Background Transmission Rates and Efficacy Only the relative efficacy from the trials are being applied not the absolute values. A difference in background transmission rates between your setting and that of the clinical trials does not mean that the estimated efficacies from the treatment will be different in the two settings. For example, in absence of specific knowledge to the contrary, it is reasonable to suppose that a regimen which is 50% effective where transmission rates are 30% will also be 50% effective where transmission rates are only 20%.

As new trials are completed their results will be incorporated into subsequent versions of this model. Please visit the UNAIDS web site at http://www.UNAIDS/MTCT/*** for information about what additional regimens are being considered for inclusion.

TABLE ARV-6: ARV EFFECTIVENESS - ADJUSTMENTS FOR IMPERFECT ADHERENCE

Background

“Imperfect adherence” refers to the difference between the intended number and timing of doses in a regimen and the number and timing actually experienced by patients. The efficacy estimates incorporated into this model are based on the results of well-funded clinical trials. It is possible that patient adherence outside the trial setting will be lower than in the trials. The actual efficacy experienced in your client population may therefore also differ once adherence rates are taken into account. While lower adherence is undoubtedly associated with lower efficacy in general, the specific relation between the two have not been documented for the regimens under analysis. The default value of adjustments to reflect imperfect adherence is 0%. This means that adherence is expected to be the same as was attained in the trials. Depending on the setting, this may not be realistic. For example the infrastructure present in the industrialized countries where ACTG 076 was conducted may not be available in lower income countries. Adherence to this regimen may therefore be lower.

Treatment Adherence Rates

Country	Rates	Source
Northern Thailand	90% adherence	Thaineua et al., 1998
NTPHPT (Thailand)	99% of the women took at least 90% of the antenatal ZDV doses and 99% took at least 1 dose during labor	Weekly Epidemiological Record, 1998
UNAIDS PETRA trials (Uganda, Tanzania, South Africa)	7.7% of women did not take any of the prescribed medication	Marseille et al., 1998

Source: Adapted from John Stover, TFGI, 1999.
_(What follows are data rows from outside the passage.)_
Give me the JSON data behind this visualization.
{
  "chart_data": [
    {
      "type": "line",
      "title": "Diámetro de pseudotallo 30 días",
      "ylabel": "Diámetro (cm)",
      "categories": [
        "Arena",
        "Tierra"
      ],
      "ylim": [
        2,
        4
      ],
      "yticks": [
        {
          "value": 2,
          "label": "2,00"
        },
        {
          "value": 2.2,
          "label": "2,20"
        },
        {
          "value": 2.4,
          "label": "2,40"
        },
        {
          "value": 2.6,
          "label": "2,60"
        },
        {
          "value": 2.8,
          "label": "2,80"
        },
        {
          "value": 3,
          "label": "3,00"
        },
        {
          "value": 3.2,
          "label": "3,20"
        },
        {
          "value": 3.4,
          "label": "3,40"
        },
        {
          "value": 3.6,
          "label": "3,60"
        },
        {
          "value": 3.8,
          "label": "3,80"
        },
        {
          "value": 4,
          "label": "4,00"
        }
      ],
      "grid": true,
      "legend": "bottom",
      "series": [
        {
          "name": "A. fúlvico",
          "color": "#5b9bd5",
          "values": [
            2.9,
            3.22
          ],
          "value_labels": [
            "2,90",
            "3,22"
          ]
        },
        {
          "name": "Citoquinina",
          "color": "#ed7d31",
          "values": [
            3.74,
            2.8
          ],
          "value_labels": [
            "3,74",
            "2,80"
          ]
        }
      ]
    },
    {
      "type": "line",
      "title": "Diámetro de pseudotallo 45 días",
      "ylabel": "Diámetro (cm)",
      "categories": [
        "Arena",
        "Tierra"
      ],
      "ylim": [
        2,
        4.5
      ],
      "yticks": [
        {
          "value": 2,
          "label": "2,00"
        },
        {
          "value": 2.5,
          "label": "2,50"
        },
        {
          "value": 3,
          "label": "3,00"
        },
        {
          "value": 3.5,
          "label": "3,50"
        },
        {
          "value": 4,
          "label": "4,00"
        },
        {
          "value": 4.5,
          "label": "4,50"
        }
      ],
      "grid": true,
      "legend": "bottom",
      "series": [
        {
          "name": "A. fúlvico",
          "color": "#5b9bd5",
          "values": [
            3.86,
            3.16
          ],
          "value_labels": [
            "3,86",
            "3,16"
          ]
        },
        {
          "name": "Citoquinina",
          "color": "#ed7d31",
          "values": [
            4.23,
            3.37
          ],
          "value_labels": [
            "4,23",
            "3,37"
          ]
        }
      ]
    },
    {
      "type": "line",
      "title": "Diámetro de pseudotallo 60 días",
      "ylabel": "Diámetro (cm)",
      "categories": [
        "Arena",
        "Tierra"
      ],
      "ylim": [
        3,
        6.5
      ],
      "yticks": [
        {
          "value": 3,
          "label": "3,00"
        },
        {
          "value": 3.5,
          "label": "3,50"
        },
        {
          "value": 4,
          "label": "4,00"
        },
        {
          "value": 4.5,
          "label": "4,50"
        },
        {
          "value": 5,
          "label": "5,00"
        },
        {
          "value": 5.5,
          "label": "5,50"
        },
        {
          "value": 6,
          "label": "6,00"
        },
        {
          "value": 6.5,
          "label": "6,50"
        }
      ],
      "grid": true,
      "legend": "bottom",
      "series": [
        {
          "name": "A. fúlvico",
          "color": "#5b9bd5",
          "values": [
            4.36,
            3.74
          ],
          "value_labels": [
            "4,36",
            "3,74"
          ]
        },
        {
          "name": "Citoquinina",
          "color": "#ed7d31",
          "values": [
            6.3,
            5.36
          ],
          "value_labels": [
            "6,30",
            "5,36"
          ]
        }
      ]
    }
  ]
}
As shown in the table above, adherence can be variable even in the context of well funded clinical trials. The very sparse data that is available suggest that adherence may be more of a problem in sub-Saharan Africa than in Thailand. It is also possible that adherence will increase as people understand that they are taking a proven effective drug rather than a possible placebo or a drug which may or may not be effective. The adherence adjustment cells (ARVs-C98 - G98) can accept negative values. This would indicate that adherence in your project is better than that experienced in the trials and that this greater a adherence is associated with greater efficacy.

Unless good adherence data is available from your project we suggest you retain the default value of 0%. This makes for consistent comparisons with results generated by other users of this model. However, if you have reason to believe that adherence may be significantly above or below the levels experienced in the trials, cells C98 through G98 allow one to explore the consequences of different assumptions about adherence and its bearing on effectiveness.

Influence on cost-effectiveness: Potentially high. Adherence directly affects efficacy.

Expected effort of data collection: High. Since low adherence will render any intervention ineffective, most projects will find it worthwhile to monitor adherence independent of a cost-effectiveness analysis.

C98 - G98. Imperfect adherence. After reading the cautionary notes in the preceding paragraphs, enter changes in the adjustment for efficacy to reflect imperfect adherence if you believe they are warranted. Data sources: Project patient records.